The rest of the discussion focused on the appropriate role for policy-makers in ameliorating risk in the financial system. One participant argued that policy-makers have long known that risk is procyclical, yet policy has rarely acted to lean against this risk. The same participant went on to suggest that because financial market participants tend to be rewarded for short-term capital gains, they become advocates for a monetary policy that does not tighten during booms but does ease aggressively when the market falls; a lobbying effort that had been rewarded by the Greenspan Fed. However, this view was disputed by other participants. One argued that the problems in the sub-prime market originated in loans issued in 2005–06 – after monetary policy had been tightened – and that the apparent asymmetry of monetary policy reflected the asymmetry of financial markets. Similarly, Chris Ryan thought that central banks had implemented the monetary policy they thought was optimal, not necessarily what the markets wanted, and that sound policy was one of the reasons for good macroeconomic outcomes in recent years.

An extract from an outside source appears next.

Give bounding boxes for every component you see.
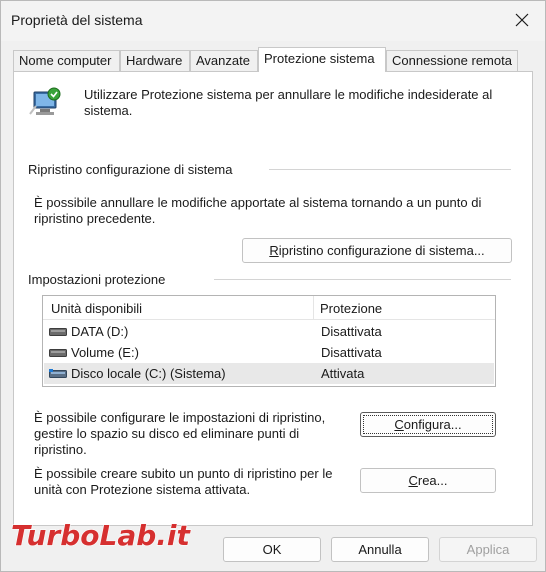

There followed a debate about the benefits of macro-prudential policy in counteracting cyclical financial risk. One line of argument broadly supported Claudio Borio's suggestion that regulators use either automatic stabilisers or discretionary mechanisms to limit the ‘speed’ of the financial system. However, some pointed to the practical problems with using prudential policy in this way. For example, it may be hard to design automatic stabilisers that deal with all relevant contingencies, but discretionary policy may also be problematic if there are political pressures to alter standards at inappropriate times. A number of participants also wondered about the overall effectiveness of speed limits given the role of the unregulated sector in recent developments. In this respect, one participant stressed the need for better margin requirements and a strengthening of counterparty risk management by regulated entities. Still on practical matters, it was unclear who would take responsibility for policies that would be politically unpopular, with one participant suggesting that financial institutions would find it hard to swallow such policies on macroeconomic grounds. Others questioned counter-cyclical prudential policies on more theoretical grounds. For example, speed limits could lull financial market participants into a false sense of security and encourage them to find new ways to accumulate risk. An alternative strategy would be to convince both regulated and unregulated financial market participants that bad decisions would ultimately have adverse consequences. The difficulty with this is the problem of time inconsistency, whereby policy-makers are willing to warn of the dangers of excessive risk-taking during expansions but cannot avoid feeling pressures to respond to difficulties during downturns. In a similar vein, another participant thought that the economic costs of prudential regulations aimed at dampening financial excesses may actually exceed the cost of dealing with the occasional financial crisis.

In response, Claudio Borio argued that despite these legitimate concerns it is important that policy-makers are more aware of the issue and devote more attention to developing optimal macro-prudential policies. In his view, such policies should in principle be no more difficult to implement than monetary policy, though there was a need to avoid the potential for abuse of discretion and to find ways to overcome time-inconsistency problems and the associated risk of forbearance during bad times.